The problem is an inevitable consequence of the alteration made by our legal system in the balance of powers imagined by Montesquieu.
If Jews and Christians (of more severe orthodoxy) have managed to make the idea of Justice prevail as the maximum power of God that can only be mitigated by Mercy (another, important divine prerogative), the practical results of such a vision in the public life of the States of Israel and Italy were, by force of circumstances, necessarily disastrous.
Civil, social and political coexistence has emerged distorted from such a choice of a certainly religious nature, unconscious in its innermost motivations, and totally misunderstood in its effects.
It is, in fact, to be considered (now almost by communis opinio) that the "Italian Constituent Fathers" to "give" to the country a real judicial "super-power" that often, for the inevitable (and perhaps even unsolicited) help of the mass-media megaphone causes upheaval in the lives of citizens, adding fear to fears, completely heedless of the Horatian motto “est modus in rebus”.
It is difficult, however, to think that after many decades of "parity" in all respects, according to a rule desired by the communist Luigi Berlinguer), the cultural and civil level of the Italians and therefore of the country's ruling class can recover, without corrective still be on par with that of other liberal democracies centered on public education and secular private schools, strictly non-denominational and equally strictly controlled.
Even the Academy, already in itself predisposed by the authoritarian Plato to the cultural servility of the participants, had, as a result of the decline in elementary, middle and higher education, "teachers" not adequate for the role. It was, therefore, a necessary consequence to imagine ignorance of power, in all its many forms, as “inevitable” (the right to a political eighteen should not be forgotten… and so on revolutionizing).
To complete the picture, the so-called "most beautiful in the world" Constitution provided for or allowed, for the judiciary, a "transmigration" of judges and public prosecutors in all the most vital ganglia of the Republic.
Apart from the legislative and governing judges (by concession of the political class and by interpretation of the law, both benevolent), also for the Constitutional Court (supreme judge of the laws and therefore outside of justice strictly understood, as with any other public activity of "flavor ”Political) our Charter has governed the election of five members coming from the various judiciary who crowd (for some political observers" heavily "and" incongruously ") the judicial panorama of our country (Ordinary, Administrative and Accounting).
The election of these judges takes place on an associative basis, substantially corporate and, therefore, completely anachronistic in an Italy that is no longer the medieval one of the Corporations of Arts and Crafts or that of the Chamber of Fasci and the Corporations of Mussolini's memory.

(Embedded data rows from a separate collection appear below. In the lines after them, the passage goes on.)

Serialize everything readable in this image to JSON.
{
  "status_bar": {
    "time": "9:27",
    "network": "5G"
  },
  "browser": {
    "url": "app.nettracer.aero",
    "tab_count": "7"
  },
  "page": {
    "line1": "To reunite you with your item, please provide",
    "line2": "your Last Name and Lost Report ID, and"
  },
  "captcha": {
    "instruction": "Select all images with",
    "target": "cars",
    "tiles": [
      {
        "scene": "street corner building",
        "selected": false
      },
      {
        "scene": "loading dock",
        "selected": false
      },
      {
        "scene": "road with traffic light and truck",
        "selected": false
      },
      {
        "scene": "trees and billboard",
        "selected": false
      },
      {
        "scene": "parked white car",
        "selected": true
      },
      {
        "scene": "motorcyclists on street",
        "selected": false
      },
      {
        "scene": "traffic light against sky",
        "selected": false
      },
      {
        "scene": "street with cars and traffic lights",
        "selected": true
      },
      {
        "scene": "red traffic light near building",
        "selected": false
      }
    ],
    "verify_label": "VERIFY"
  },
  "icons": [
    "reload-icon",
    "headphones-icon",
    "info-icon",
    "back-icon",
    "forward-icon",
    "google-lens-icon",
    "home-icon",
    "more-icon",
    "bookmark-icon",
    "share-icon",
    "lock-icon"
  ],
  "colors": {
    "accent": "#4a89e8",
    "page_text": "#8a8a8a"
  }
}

There are those who believe that the expansion of the judges in our system would be contained and limited ... not expanded, but these are voices that scream in the desert.
Final question: To say that to be only winners of a modest first-degree competition, these state employees are already busy with too many things and, certainly, more than they should, is it a "blasphemy" or an incontrovertible truth?
In 1980, Renzo Arbore invited Italians to follow a motto: Meditate people, meditate! That exhortation is more valid today than ever.